In this wide ranging interview, Steven Wolfram [creator of Mathematica and Wolfram Alpha] talks about what he's been thinking about for the last 30+ years, and how some of the questions he's had for a long time are now being answered.
I looked for pull quotes, but narrowing down to just one or two quotes from a long interview seemed like it might send the SN discussion down a rabbit hole... if nothing else, this is a calm look at the same topics that have been all over the press recently from Hawking, Musk and others.
One interesting topic is about goals for AIs -- as well as intelligence (however you define it), we humans have goals. How will goals be defined for AIs? Can we come up with a good representation for goals that can be programmed?

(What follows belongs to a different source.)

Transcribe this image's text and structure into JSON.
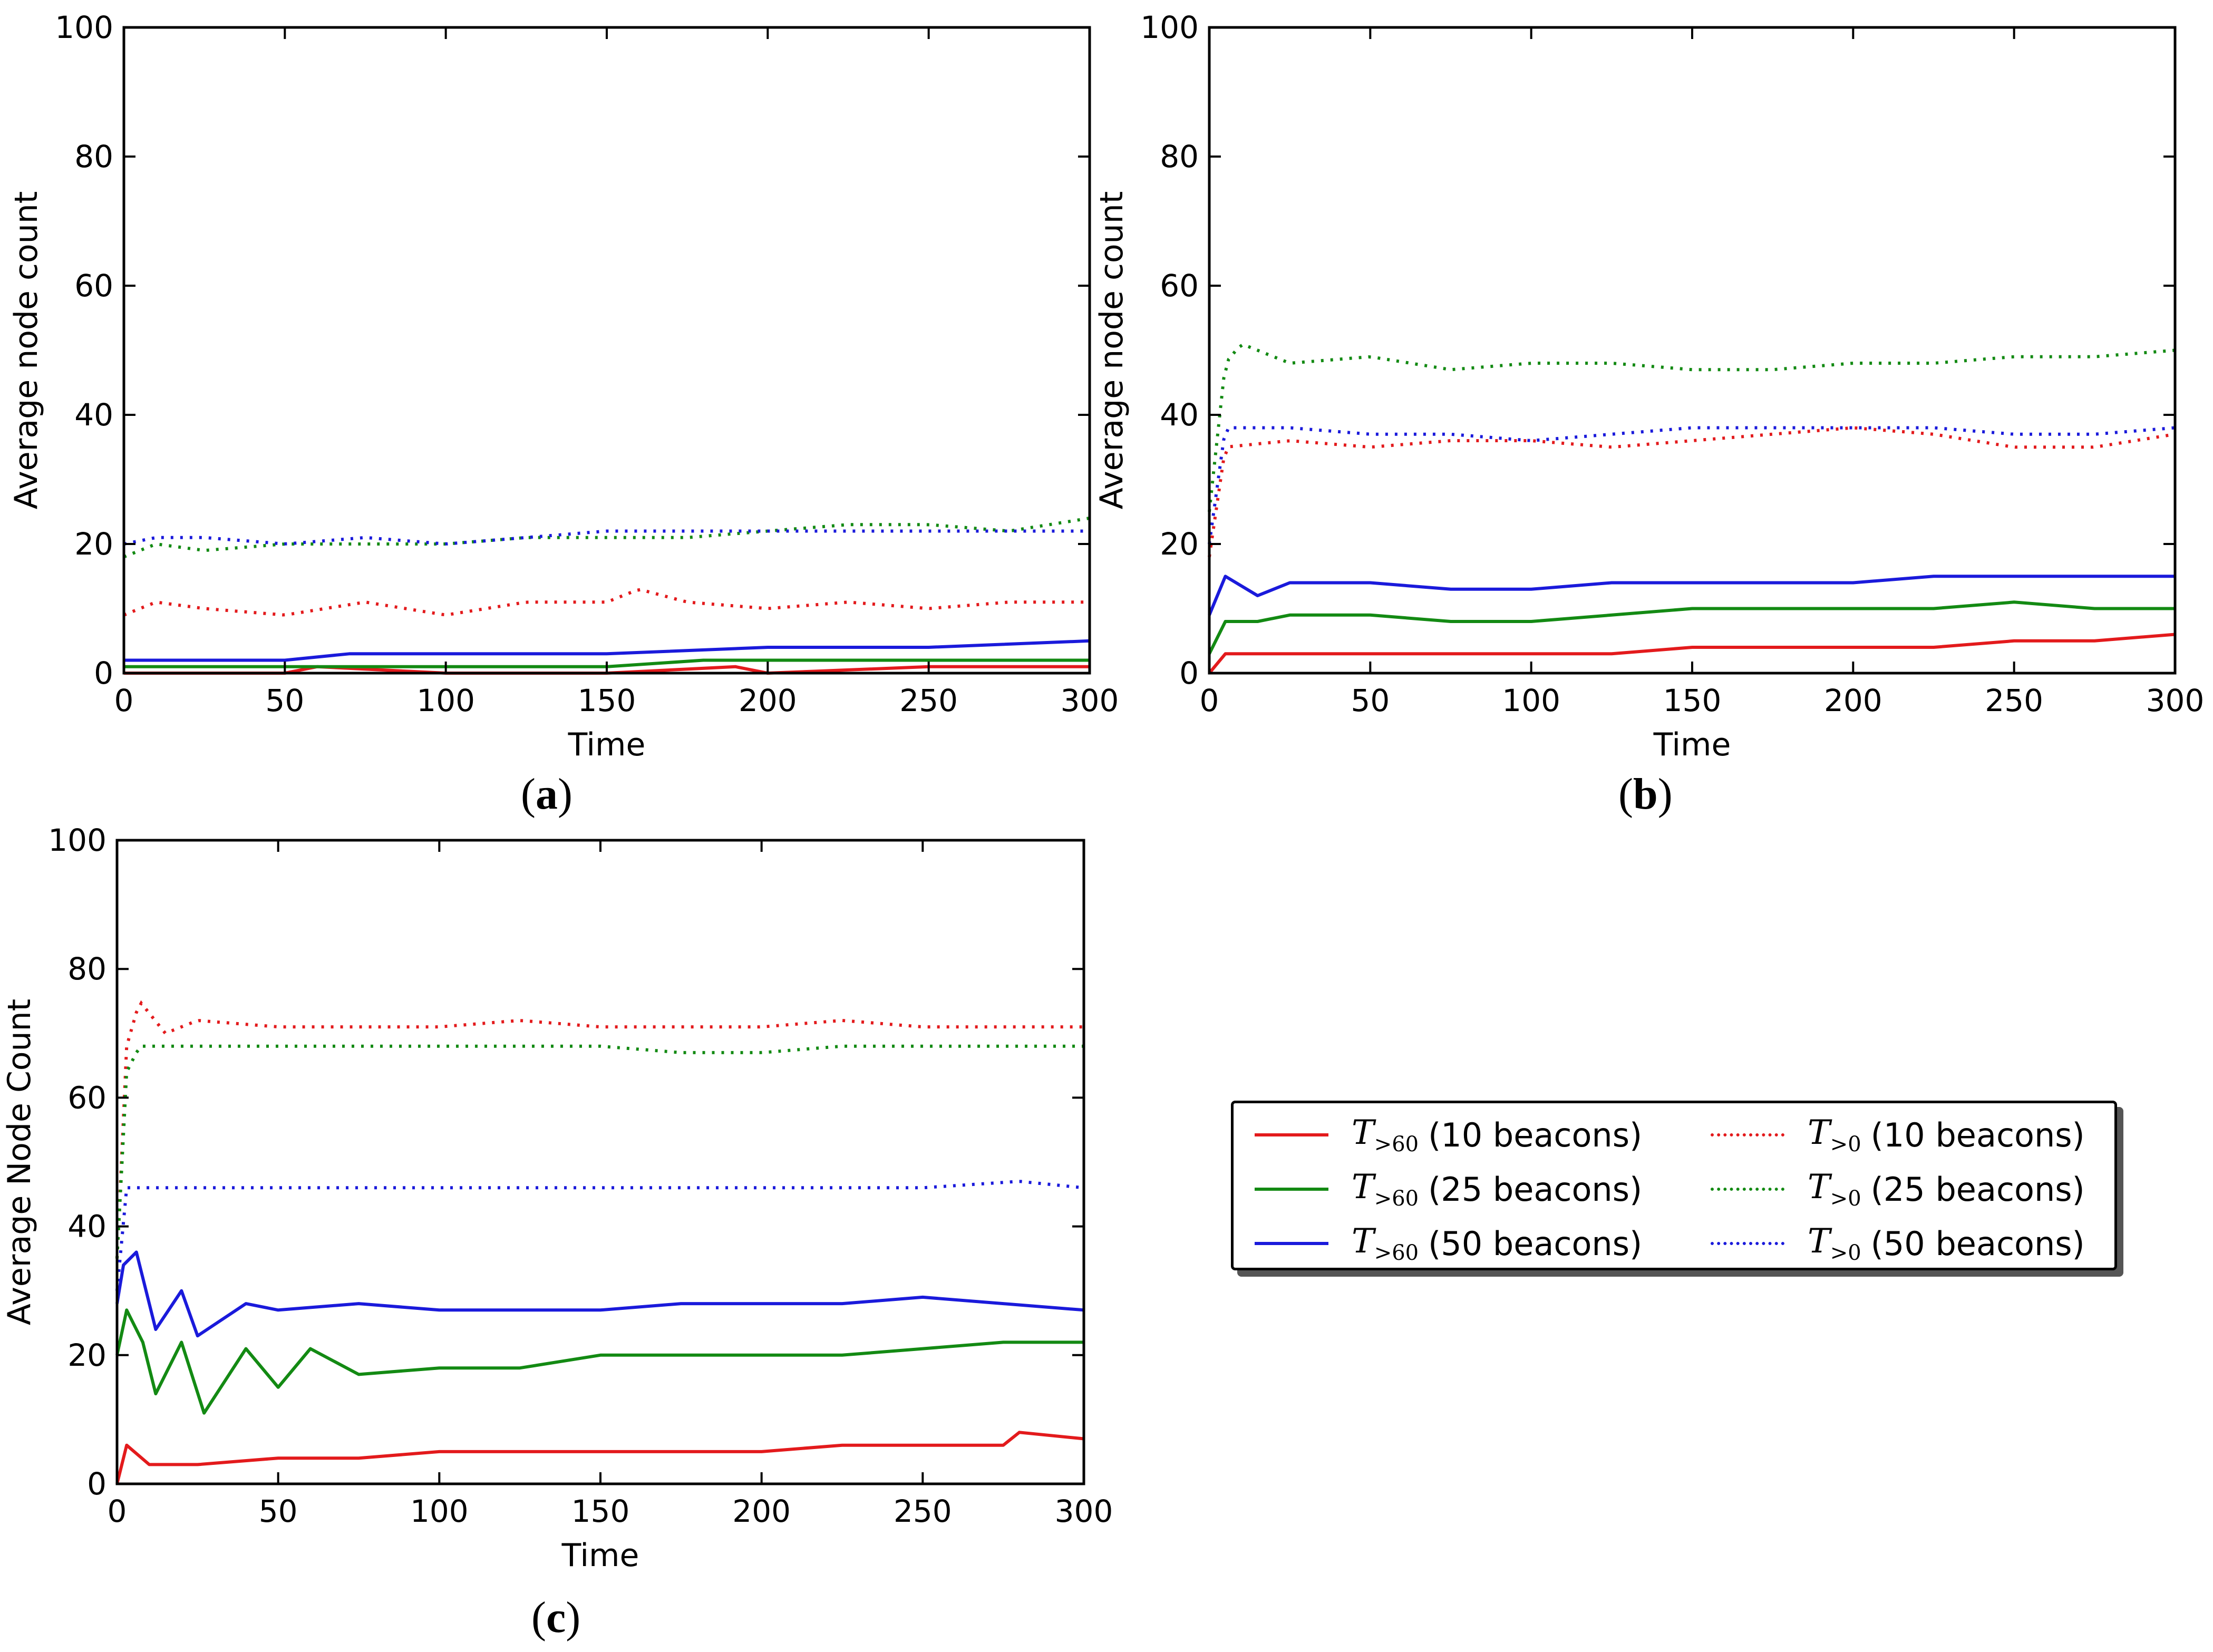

(Score: 2) by ikanreed on Thursday July 30 2015, @02:07PM
No. No one decided that mattered. It lacks the identity of a goal in any real way.
Moreover, things not surviving contributes to the process just as much as organisms surviving. Natural selection and mutation plays out all on its own for any self-reproducing anything.
...I just realized I'm way too depressed to have one of my normal arguments.
(Score: 1) by miljo on Thursday July 30 2015, @05:23PM
So the meaning of life is something akin to nihilism, or 42.
One should strive to achieve, not sit in bitter regret.
(Score: 2) by ikanreed on Thursday July 30 2015, @05:25PM
Not at all. I'm just sad.
(Score: 0) by Anonymous Coward on Friday July 31 2015, @02:35AM
yes, someone did. each individual decides what to eat, where to sleep, and who to screw in order to survive.